City Council delays vote
Vote delayed on Historic District group residences
Daniel McDonald
The Union-Recorder
“I have never seen such a blatant disregard for community,” Martin Vazquez said, describing the mornings he leaves his house to find the remnants of last night’s party strewn across his yard.
One vocal opponent of the special use, Hunter McComb, said that the quality of life is being intruded upon by a number of things going on in the Historic District.
McComb also spoke about a story in the GCSU student newspaper, The Colonnade, concerning the special use in which SGA Senator Joel Graham was quoted as saying: “I would even fear a possible rise in vandalism cases due to the increased foot traffic to and from outlying apartment complexes.”
McComb said that maybe there was something he didn’t understand.
“I didn’t know that in a college town we didn’t have to respect the rule of law,” he said.
William McComb read a letter on behalf of Historic District resident Ray Olivier that pointed to recent issues of The Colonnade, which printed stories about the rampant theft of street signs on and around campus and a number of recent vehicle break-ins.

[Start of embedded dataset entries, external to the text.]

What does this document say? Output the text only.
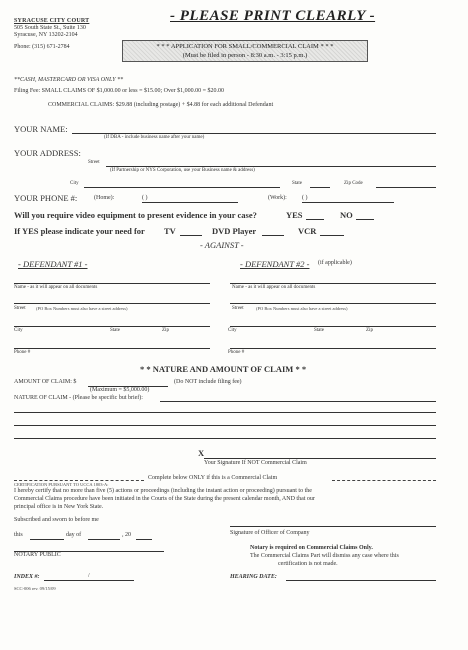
SYRACUSE CITY COURT
505 South State St., Suite 130
Syracuse, NY 13202-2104
Phone: (315) 671-2784
- PLEASE PRINT CLEARLY -
* * * APPLICATION FOR SMALL/COMMERCIAL CLAIM * * *
(Must be filed in person - 8:30 a.m. - 3:15 p.m.)
**CASH, MASTERCARD OR VISA ONLY **
Filing Fee: SMALL CLAIMS OF $1,000.00 or less = $15.00; Over $1,000.00 = $20.00
COMMERCIAL CLAIMS: $29.88 (including postage) + $4.88 for each additional Defendant
YOUR NAME:
(If DBA - include business name after your name)
YOUR ADDRESS:
Street
(If Partnership or NYS Corporation, use your Business name & address)
City	State	Zip Code
YOUR PHONE #:	(Home):	( )	(Work):	( )
Will you require video equipment to present evidence in your case?	YES	NO
If YES please indicate your need for TV	DVD Player	VCR
- AGAINST -
- DEFENDANT #1 -	- DEFENDANT #2 - (if applicable)
Name - as it will appear on all documents	Name - as it will appear on all documents
Street (PO Box Numbers must also have a street address)	Street	(PO Box Numbers must also have a street address)
City	State	Zip	City	State	Zip
Phone #	Phone #
* * NATURE AND AMOUNT OF CLAIM * *
AMOUNT OF CLAIM: $	(Do NOT include filing fee)
(Maximum = $5,000.00)
NATURE OF CLAIM - (Please be specific but brief):
X
Your Signature If NOT Commercial Claim
Complete below ONLY if this is a Commercial Claim
CERTIFICATION PURSUANT TO UCCA 1803-A:
I hereby certify that no more than five (5) actions or proceedings (including the instant action or proceeding) pursuant to the
Commercial Claims procedure have been initiated in the Courts of the State during the present calendar month, AND that our
principal office is in New York State.
Subscribed and sworn to before me
this	day of	, 20	Signature of Officer of Company
NOTARY PUBLIC
Notary is required on Commercial Claims Only.
The Commercial Claims Part will dismiss any case where this
certification is not made.
INDEX #:	/	HEARING DATE:
SCC-006 rev. 09/15/09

Sandra Jones said she represented the people who had given up on living in downtown because of the disruptive nature of the group
residences.
“Milledgeville dropped the ball in adequately planning for the college’s expansion,” she said. “We’re not going to have downtown grocery stores and movie theaters unless single families are there, and single families won’t move in unless we stop the encroachment of transients in the neighborhood.”
Milledgeville Historic Preservation Commission Chair John Alton told council that the root of the problem is the dismantling of single-family neighborhoods by allowing de facto multi-family residences in single-family-zoned districts.
But opponents peppered their criticism of the students with some encouragement.
Mary Moore Jones, a Historic District resident who works in the GCSU library said she didn’t want the students leaving the meeting thinking that the residents hated them. She said she was depending on the students to among other things pay her Social Security, a benefit they won’t get to enjoy when they grow older.
With all the community input council could handle, District 6 Councilman Steve Chambers motioned that council disregard the Planning and Zoning Commission’s negative recommendation and approve the special-use designation as written. But silence took the place of a second, and the motion died for lack of action.
Despite Mayor Richard Bentley’s comment that Planning and Zoning’s recommendation stands, council is procedurally forced to take the issue up again at its next meeting Nov. 18.